What do I need to pay attention to when creating an index?

12. Do indexed queries always improve query performance? why

13. How to delete data of millions level or above

Prefix index

What is the leftmost prefix rule? What is the leftmost matching principle

16, The difference between B tree and B+ tree

17. Advantages of using B trees

18. Benefits of using B+ trees

19. What’s the difference between a Hash index and a B+ tree?

20. Why do databases use B+ trees instead of B trees

21. B+ tree does not need to query data back to the table when it meets the requirements of clustered index and overwritten index.

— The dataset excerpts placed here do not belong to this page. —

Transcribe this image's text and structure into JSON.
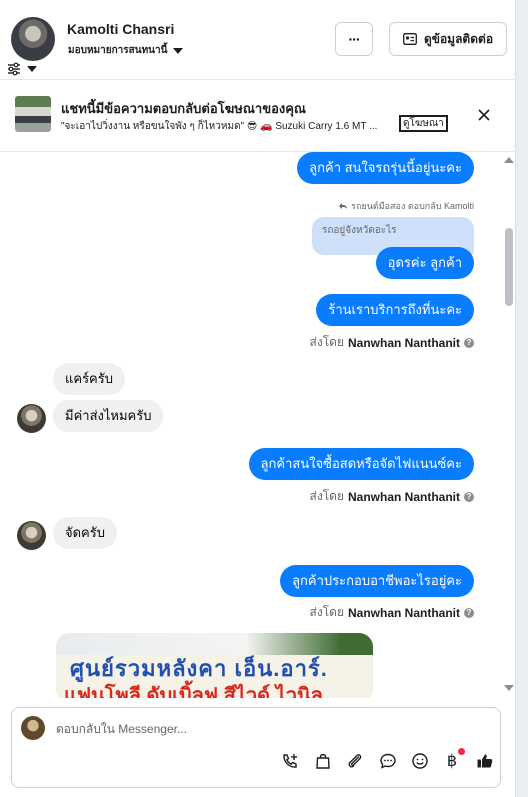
{
  "header": {
    "user_name": "Kamolti Chansri",
    "assign_label": "มอบหมายการสนทนานี้",
    "more_label": "···",
    "contact_label": "ดูข้อมูลติดต่อ"
  },
  "ad_banner": {
    "title": "แชทนี้มีข้อความตอบกลับต่อโฆษณาของคุณ",
    "subtitle": "\"จะเอาไปวิ่งงาน หรือขนใจพัง ๆ ก็ไหวหมด\" 😎 🚗 Suzuki Carry 1.6 MT ...",
    "link_label": "ดูโฆษณา"
  },
  "messages": {
    "m1": "ลูกค้า สนใจรถรุ่นนี้อยู่นะคะ",
    "reply_note": "รถยนต์มือสอง ตอบกลับ Kamolti",
    "quoted": "รถอยู่จังหวัดอะไร",
    "m2": "อุดรค่ะ  ลูกค้า",
    "m3": "ร้านเราบริการถึงที่นะคะ",
    "sent_by_prefix": "ส่งโดย",
    "sent_by_name": "Nanwhan Nanthanit",
    "in1": "แคร์ครับ",
    "in2": "มีค่าส่งไหมครับ",
    "m4": "ลูกค้าสนใจซื้อสดหรือจัดไฟแนนซ์คะ",
    "in3": "จัดครับ",
    "m5": "ลูกค้าประกอบอาชีพอะไรอยู่คะ",
    "photo_line1": "ศูนย์รวมหลังคา เอ็น.อาร์.",
    "photo_line2": "แฟนโพลี ดับเบิ้ลฟ สีไวด์ ไวนิล"
  },
  "composer": {
    "placeholder": "ตอบกลับใน Messenger..."
  },
  "colors": {
    "outgoing_bubble": "#0a7cff",
    "incoming_bubble": "#f0f0f0",
    "notification_dot": "#f02849"
  },
  "icons": [
    "filter-icon",
    "more-icon",
    "contact-card-icon",
    "close-icon",
    "reply-arrow-icon",
    "info-icon",
    "call-add-icon",
    "shopping-bag-icon",
    "attach-icon",
    "chat-bubble-icon",
    "emoji-icon",
    "baht-icon",
    "thumbs-up-icon"
  ]
}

22, What is clustering index? When to use clustered and non-clustered indexes

23, Non-clustered index must be back to the table query?

What is a federated index? Why do I care about the order in a federated index?

What is an index?

Indexes are special files (indexes on InnoDB tables are part of the table space) that contain Pointers to all the records in the table.

An index is a data structure. A database index is a sorted data structure in a database management system to help query and update data in a database table quickly. Indexes are usually implemented using B trees and their variant B+ trees.

More generally, an index is a table of contents. In order to facilitate the search of the contents of the book, through the content of the index to form a catalog. An index is a file that occupies physical space.

2. What are the advantages and disadvantages of indexes?

Advantages of indexes

(1) It can greatly accelerate the speed of data retrieval, which is also the main reason for creating indexes.

(2) Through the use of index, can be in the query process, the use of optimization hide, improve the performance of the system.

Disadvantages of indexes

(1) Time: it takes time to create and maintain indexes. Specifically, when adding, deleting and modifying data in tables, indexes also need to be maintained dynamically, which will reduce the efficiency of adding, changing, and deleting data.

(2) Space: the index needs to occupy physical space.

3. Index Usage Scenarios (key points)

where


In the figure above, the record is queried by ID. Because the ID field is only the primary key index, this SQL execution can select only the primary key index. If there are more than one, it will eventually select the better one as the basis for the retrieval.

Altertable innodb1 add sex char(1); altertable innodb1 add sex char(1); NullEXPLAINSELECT *from Innodb1where sex='male';Copy the code

Alter table add index(alter table name add index(alter table name add index(alter table name add index(alter table name add index(alter table name add index(alter table name add index(alter table name add index(alter table name add index)))

order by

When we use order BY to sort the query results by a field, if the field is not indexed, then the execution plan will use external sort for all the queried data. This operation can affect performance. Because all the data involved in the query needs to be read from disk to memory (if a single data is too large or too much data will reduce efficiency), let alone the sorting after reading to memory.

However, if we create an index for this field alter table add index(field name), then because the index itself is ordered, so directly according to the order of the index and mapping relationship can be fetched one by one. And if paging, then only the index in a range of the index table corresponding to the data, rather than fetching all the data to sort and return a range of data as described above. (Fetching data from disk is the most performance critical)

join

It is efficient to index the fields involved in the join statement matching relation (ON)

Indexes cover

If the fields to be queried are all indexed, the engine will query directly in the index table without accessing the raw data (otherwise, it will do a full table scan whenever a field is not indexed), which is called index overwrite. Therefore, we need to write only the necessary query fields after the select as much as possible to increase the chance of index coverage.

It’s worth noting here that you don’t want to index every field, because the advantage of using indexes in preference is their small size.

4. What are the types of indexes?

Primary key index: 

Columns cannot duplicate or be NULL, and a table can have only one primary key.

Unique index: 

Data columns are not allowed to duplicate and NULL values are allowed. A table allows multiple columns to create unique indexes.

ALTER TABLE table_name ADD UNIQUE (column); Create a unique index

ALTER TABLE table_name ADD UNIQUE (column1,column2); Create a unique composite index

Common index: 

The basic index type, which has no restriction on uniqueness, can be NULL.

ALTER TABLE table_name ADD INDEX index_name (column); Creating a normal index

ALTER TABLE table_name ADD INDEX index_name(column1, column2, column3); Create composite indexes

Full-text index: 

It is a key technology used by search engines at present.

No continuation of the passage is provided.